As shown in FIG. 2A, the apparatus 1 connects to a CPU 50 of a computer through a USB port. The apparatus is universal and may be used with all types of computers having a USB port. The apparatus 1 may be connected to the computer simultaneously with the screen 51 and keyboard 52. As shown in FIG. 2B, input signals from the DIP switch are continuously provided to the microprocessor 15. When the trigger is activated to the microprocessor from the trigger switch 3, the microprocessor produces an output signal that is routed to the CPU of the computer to be recognized as a keystroke.

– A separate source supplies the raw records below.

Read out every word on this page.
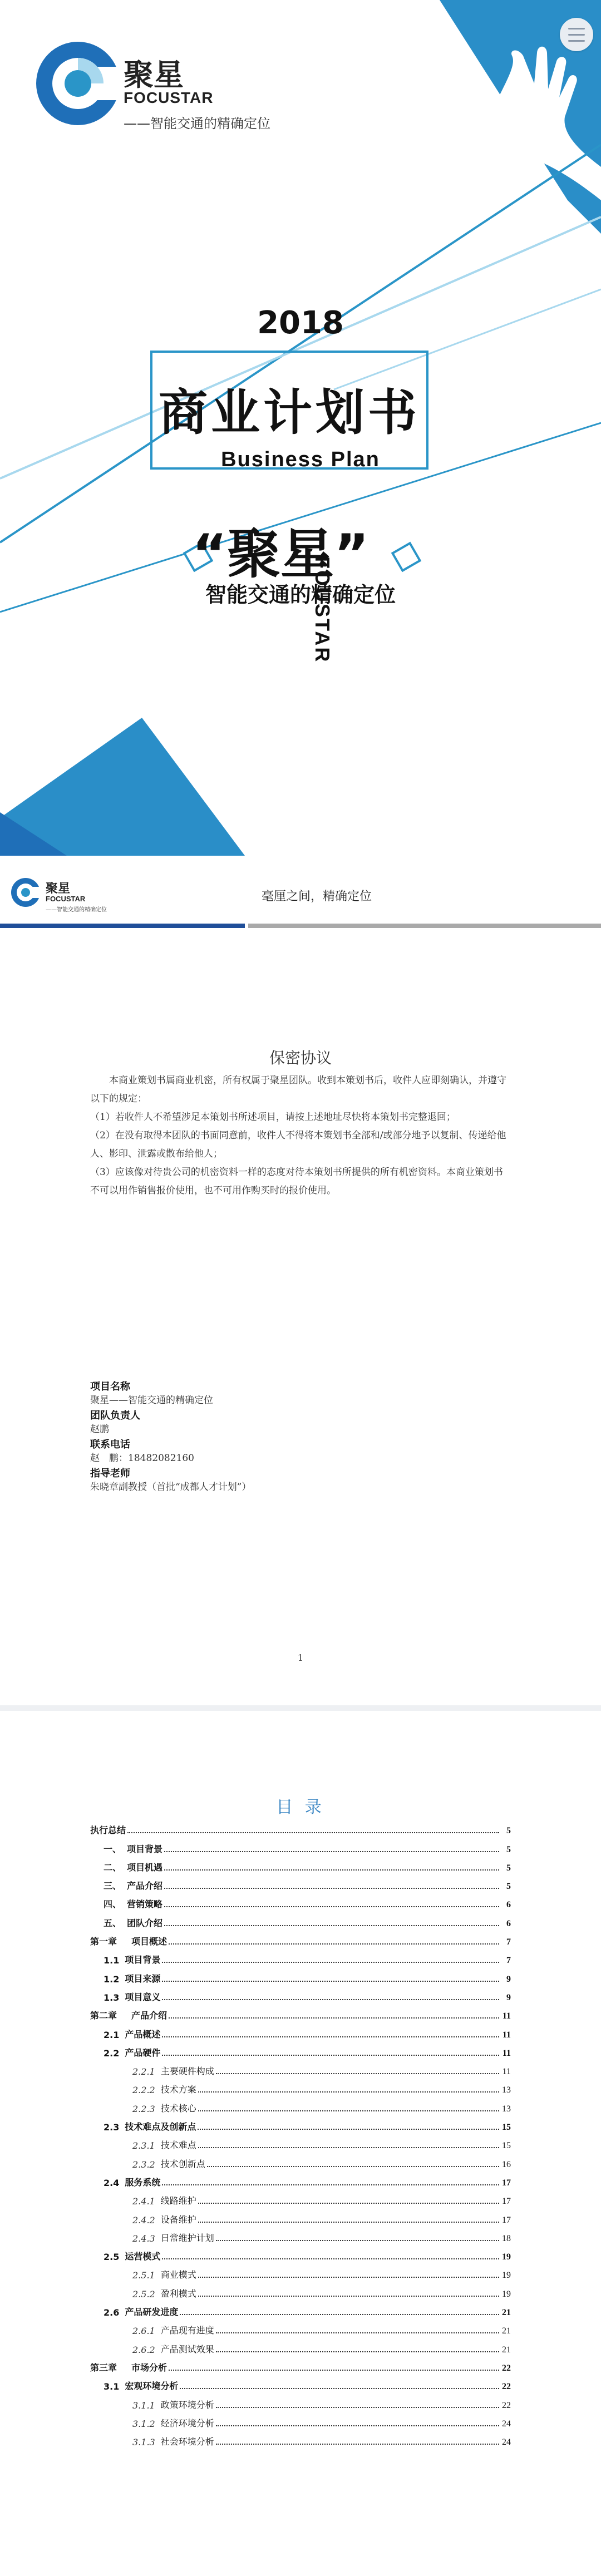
聚星
FOCUSTAR
——智能交通的精确定位
2018
商业计划书
Business Plan
“聚星”
FOUSTAR
智能交通的精确定位
聚星
FOCUSTAR
——智能交通的精确定位
毫厘之间，精确定位
保密协议

本商业策划书属商业机密，所有权属于聚星团队。收到本策划书后，收件人应即刻确认，并遵守以下的规定：

（1）若收件人不希望涉足本策划书所述项目，请按上述地址尽快将本策划书完整退回；

（2）在没有取得本团队的书面同意前，收件人不得将本策划书全部和/或部分地予以复制、传递给他人、影印、泄露或散布给他人；

（3）应该像对待贵公司的机密资料一样的态度对待本策划书所提供的所有机密资料。本商业策划书不可以用作销售报价使用，也不可用作购买时的报价使用。

项目名称
聚星——智能交通的精确定位
团队负责人
赵鹏
联系电话
赵　鹏：18482082160
指导老师
朱晓章副教授（首批“成都人才计划”）
1
目 录
执行总结	5
一、 项目背景	5
二、 项目机遇	5
三、 产品介绍	5
四、 营销策略	6
五、 团队介绍	6
第一章 项目概述	7
1.1 项目背景	7
1.2 项目来源	9
1.3 项目意义	9
第二章 产品介绍	11
2.1 产品概述	11
2.2 产品硬件	11
2.2.1 主要硬件构成	11
2.2.2 技术方案	13
2.2.3 技术核心	13
2.3 技术难点及创新点	15
2.3.1 技术难点	15
2.3.2 技术创新点	16
2.4 服务系统	17
2.4.1 线路维护	17
2.4.2 设备维护	17
2.4.3 日常维护计划	18
2.5 运营模式	19
2.5.1 商业模式	19
2.5.2 盈利模式	19
2.6 产品研发进度	21
2.6.1 产品现有进度	21
2.6.2 产品测试效果	21
第三章 市场分析	22
3.1 宏观环境分析	22
3.1.1 政策环境分析	22
3.1.2 经济环境分析	24
3.1.3 社会环境分析	24
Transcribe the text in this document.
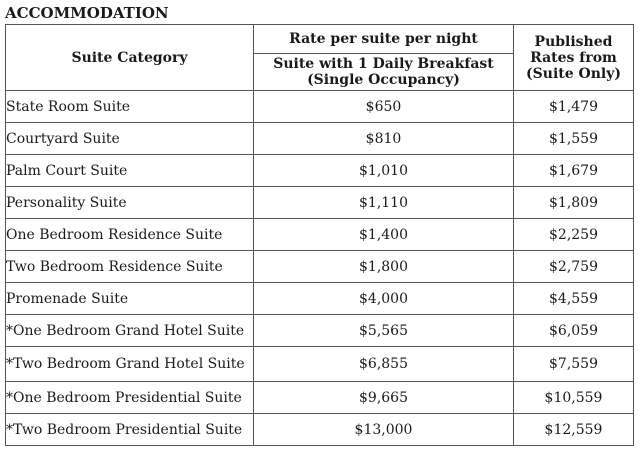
ACCOMMODATION
Suite Category	Rate per suite per night	Published Rates from (Suite Only)
	Suite with 1 Daily Breakfast (Single Occupancy)	
State Room Suite	$650	$1,479
Courtyard Suite	$810	$1,559
Palm Court Suite	$1,010	$1,679
Personality Suite	$1,110	$1,809
One Bedroom Residence Suite	$1,400	$2,259
Two Bedroom Residence Suite	$1,800	$2,759
Promenade Suite	$4,000	$4,559
*One Bedroom Grand Hotel Suite	$5,565	$6,059
*Two Bedroom Grand Hotel Suite	$6,855	$7,559
*One Bedroom Presidential Suite	$9,665	$10,559
*Two Bedroom Presidential Suite	$13,000	$12,559
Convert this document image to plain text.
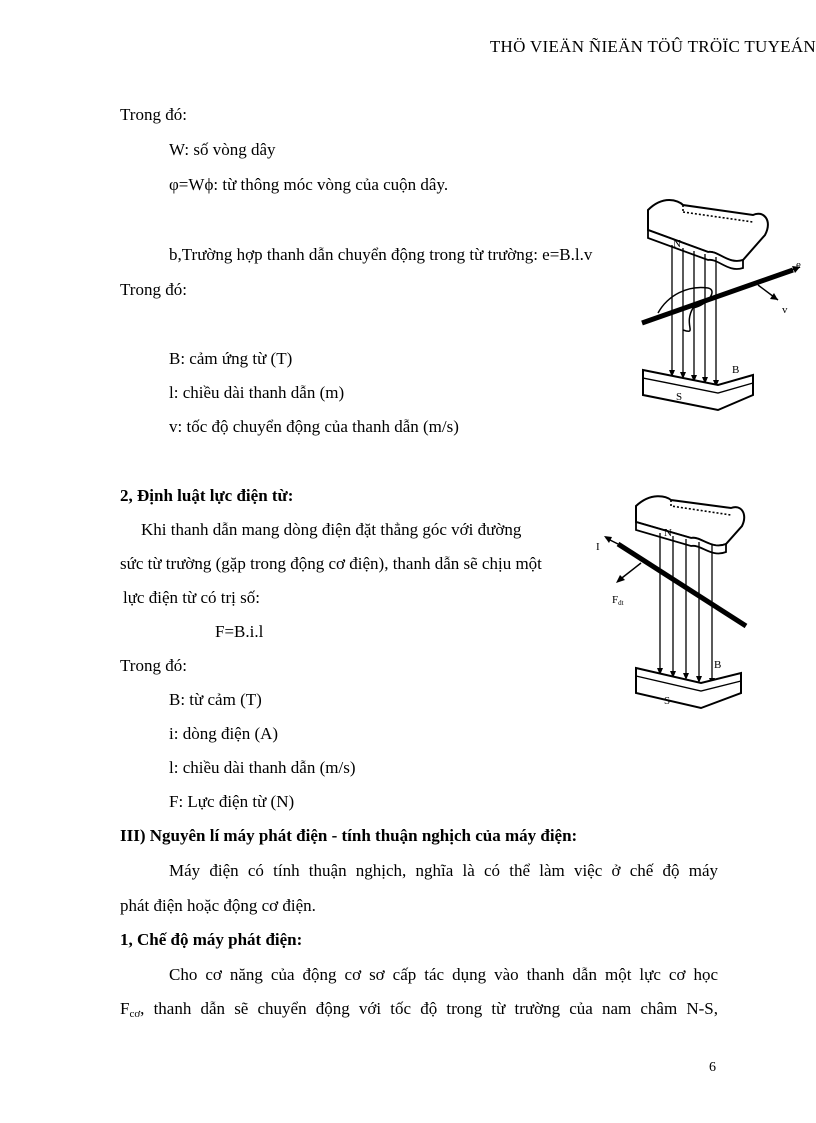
THÖ VIEÄN ÑIEÄN TÖÛ TRÖÏC TUYEÁN
Trong đó:
W: số vòng dây
φ=Wϕ: từ thông móc vòng của cuộn dây.
b,Trường hợp thanh dẫn chuyển động trong từ trường: e=B.l.v
Trong đó:
B: cảm ứng từ (T)
l: chiều dài thanh dẫn (m)
v: tốc độ chuyển động của thanh dẫn (m/s)
N
e
v
S
B
2, Định luật lực điện từ:
Khi thanh dẫn mang dòng điện đặt thẳng góc với đường
sức từ trường (gặp trong động cơ điện), thanh dẫn sẽ chịu một
lực điện từ có trị số:
F=B.i.l
Trong đó:
B: từ cảm (T)
i: dòng điện (A)
l: chiều dài thanh dẫn (m/s)
F: Lực điện từ (N)
N
I
Fdt
S
B
III) Nguyên lí máy phát điện - tính thuận nghịch của máy điện:
Máy điện có tính thuận nghịch, nghĩa là có thể làm việc ở chế độ máy
phát điện hoặc động cơ điện.
1, Chế độ máy phát điện:
Cho cơ năng của động cơ sơ cấp tác dụng vào thanh dẫn một lực cơ học
F cơ , thanh dẫn sẽ chuyển động với tốc độ trong từ trường của nam châm N-S,
6
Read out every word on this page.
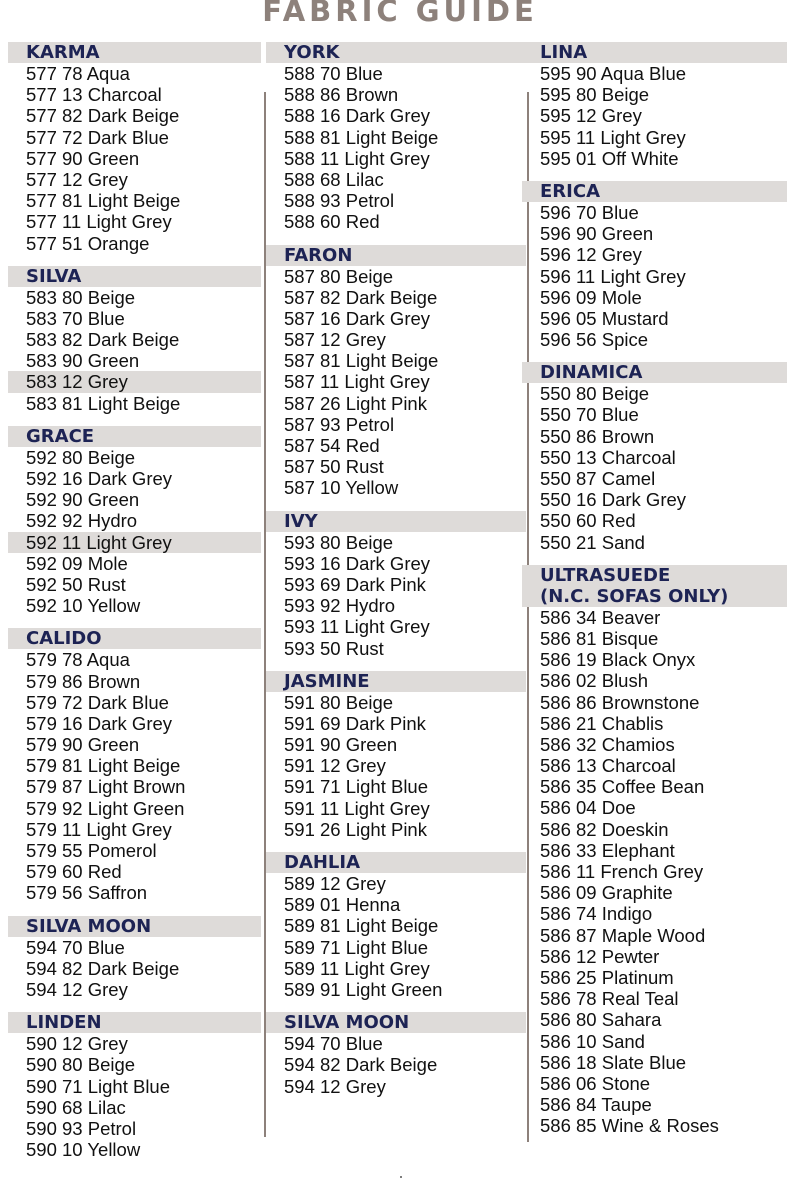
FABRIC GUIDE
KARMA
577 78 Aqua
577 13 Charcoal
577 82 Dark Beige
577 72 Dark Blue
577 90 Green
577 12 Grey
577 81 Light Beige
577 11 Light Grey
577 51 Orange
SILVA
583 80 Beige
583 70 Blue
583 82 Dark Beige
583 90 Green
583 12 Grey
583 81 Light Beige
GRACE
592 80 Beige
592 16 Dark Grey
592 90 Green
592 92 Hydro
592 11 Light Grey
592 09 Mole
592 50 Rust
592 10 Yellow
CALIDO
579 78 Aqua
579 86 Brown
579 72 Dark Blue
579 16 Dark Grey
579 90 Green
579 81 Light Beige
579 87 Light Brown
579 92 Light Green
579 11 Light Grey
579 55 Pomerol
579 60 Red
579 56 Saffron
SILVA MOON
594 70 Blue
594 82 Dark Beige
594 12 Grey
LINDEN
590 12 Grey
590 80 Beige
590 71 Light Blue
590 68 Lilac
590 93 Petrol
590 10 Yellow
YORK
588 70 Blue
588 86 Brown
588 16 Dark Grey
588 81 Light Beige
588 11 Light Grey
588 68 Lilac
588 93 Petrol
588 60 Red
FARON
587 80 Beige
587 82 Dark Beige
587 16 Dark Grey
587 12 Grey
587 81 Light Beige
587 11 Light Grey
587 26 Light Pink
587 93 Petrol
587 54 Red
587 50 Rust
587 10 Yellow
IVY
593 80 Beige
593 16 Dark Grey
593 69 Dark Pink
593 92 Hydro
593 11 Light Grey
593 50 Rust
JASMINE
591 80 Beige
591 69 Dark Pink
591 90 Green
591 12 Grey
591 71 Light Blue
591 11 Light Grey
591 26 Light Pink
DAHLIA
589 12 Grey
589 01 Henna
589 81 Light Beige
589 71 Light Blue
589 11 Light Grey
589 91 Light Green
SILVA MOON
594 70 Blue
594 82 Dark Beige
594 12 Grey
LINA
595 90 Aqua Blue
595 80 Beige
595 12 Grey
595 11 Light Grey
595 01 Off White
ERICA
596 70 Blue
596 90 Green
596 12 Grey
596 11 Light Grey
596 09 Mole
596 05 Mustard
596 56 Spice
DINAMICA
550 80 Beige
550 70 Blue
550 86 Brown
550 13 Charcoal
550 87 Camel
550 16 Dark Grey
550 60 Red
550 21 Sand
ULTRASUEDE
(N.C. SOFAS ONLY)
586 34 Beaver
586 81 Bisque
586 19 Black Onyx
586 02 Blush
586 86 Brownstone
586 21 Chablis
586 32 Chamios
586 13 Charcoal
586 35 Coffee Bean
586 04 Doe
586 82 Doeskin
586 33 Elephant
586 11 French Grey
586 09 Graphite
586 74 Indigo
586 87 Maple Wood
586 12 Pewter
586 25 Platinum
586 78 Real Teal
586 80 Sahara
586 10 Sand
586 18 Slate Blue
586 06 Stone
586 84 Taupe
586 85 Wine & Roses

FIG. 3 is a schematic view of the apparatus. The microcontroller 15 produces ASCII data which is easily converted to a USB protocol signal by a USB converter 25 prior to the signal being sent to the computer. A single in-line package of pull-up resistors, each resistor preferably having a 10 k ohm value, connects to the input lines, 1-4 and 21-24 of the microcontroller 15. Power is supplied to DIP switch 13 via Vss for continuously providing input signals to the microcontroller. When switch 3 is closed, microcontroller produces a signal that is output to USB converter 25. The signal is indicative of the state of each switch on the DIP switch. As can be easily recognized, by changing the states of the DIP switches, the state of the aforementioned inputs to the microcontroller may be varied to produce an output signal that differs. The output signal is then converted by the USB converter and passed on to the computer.

FIGS. 4 and 5 show different embodiments of the invention wherein the case 5 and the switch 3 are different in shape and size than those shown and discussed previously. In FIG. 4, the switch is a table-top embodiment. In FIG. 5, the switch is provided in a slap switch table-top embodiment. Both these embodiments are useful in gaming situations.

It is to be understood that the invention is not limited to the exact construction illustrated and described above, but that various changes and modifications may be made without departing from the spirit and the scope of the invention as defined in the following claims.